The decade 2006 to 2015 was Ireland’s wettest on record, according to a newly developed 305-year record of rainfall for Ireland compiled by Dr Conor Murphy, Senior Lecturer in Geography at Maynooth University, and a team of national and international collaborators. The research is published in Climate of the Past today.
The team’s research showed a 10-year average rainfall of almost 1,990 mm per year over the recent decade, compared with a long-term 300-year decadal average of 1,080 mm per year, and just 940 mm in 1740-1749 – the driest decade on record.
The record provides monthly rainfall totals representing the island for each month since January 1711, and means that Ireland now has one of the longest, quality assured rainfall records anywhere in the world.
Commenting on the rainfall record, Dr Conor Murphy said: “The most recent decade was our wettest on record, and when we look at the long-term context, we see a continuous rise in annual and winter rainfall. This is consistent with expectations of human driven climate change.”
While one of the most significant takeaways from the record is that Ireland’s weather was at its wettest between 2006 and 2015, the data also reveals that over the long-term, winters are getting wetter and summers are getting drier.
By compiling data from the UK and Ireland, including previously unpublished work from the 1970s by the UK Meteorological Office, Dr Murphy and team have created one of the most comprehensive monthly rainfall series in the world.
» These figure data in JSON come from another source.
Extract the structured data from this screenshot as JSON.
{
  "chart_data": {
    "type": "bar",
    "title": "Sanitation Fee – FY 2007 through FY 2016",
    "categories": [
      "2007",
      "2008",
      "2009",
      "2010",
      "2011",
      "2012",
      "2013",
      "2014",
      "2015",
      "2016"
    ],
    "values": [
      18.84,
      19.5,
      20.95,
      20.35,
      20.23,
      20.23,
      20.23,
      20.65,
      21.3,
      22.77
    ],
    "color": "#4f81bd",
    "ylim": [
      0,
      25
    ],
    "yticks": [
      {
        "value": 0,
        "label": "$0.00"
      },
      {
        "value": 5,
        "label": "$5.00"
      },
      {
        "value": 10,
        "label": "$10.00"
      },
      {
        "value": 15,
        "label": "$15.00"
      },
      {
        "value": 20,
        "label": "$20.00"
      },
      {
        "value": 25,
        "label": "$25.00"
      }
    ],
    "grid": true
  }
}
Dr Murphy explains: “The fact that we have such a long rainfall record for Ireland is thanks to the meticulous work of weather enthusiasts and meteorologists from the Ireland and the UK over hundreds of years. The record draws on the very earliest rainfall observations made in this region, together with weather diaries compiled during the 1700s.”
“The task of stitching all the data together was first undertaken by UK Met Office staff in 1979 – work which was largely forgotten until recently. In those days there was not as much emphasis on publishing research in scientific journals and their work was just reported in an internal memo.”
“We were able to merge that Met Office record with another quality assured dataset, which we recently compiled for Ireland for the period of 1850 to present. When combined, the derived record gives us an unprecedented picture of rainfall variations for every month from 1711 to 2016. The record also provides unique insight into past weather extremes and changing rainfall patterns well beyond the relatively recent history of available digital records.”
Dr Murphy comments: “Working on this rainfall series was exceptionally humbling. It represents the lifetime work of many people over hundreds of years. Thanks to their care and attention, we can not only see how rainfall has changed in Ireland, but also look at what was going on in the wider world to influence it.”
“For example, the driest winter in our record is 1783-4, and this coincides with the eruption of the Laki volcano in Iceland, which emitted millions of tonnes of sulphur dioxide into the air, creating what was called the ‘Laki haze.’ This gave much of Europe an extremely hot summer, followed by a dry and severe winter.”
“Recent wet weather has had significant effects on Ireland; winter 2015/16 saw extensive flooding across Ireland, while winter 2013/14 was the stormiest on record. These winters, which not only took place during our wettest decade, are also the first and second wettest individual winters on record.”
The rainfall series has a number of practical uses, which go beyond general interest in extreme weather events. Dr Murphy explains: “This record can be used to track changes in rainfall, both natural and driven by human activities. The range of variability and the extreme events contained in our record also offer valuable information for stress testing critical infrastructure such as flood defences and water supply systems.
“This helps ensure that vital water services are resilient to future wet and dry periods in Ireland. We hope that our rainfall series will be as valuable to the work of future scientists as the legacy of past weather observers has been to ours.”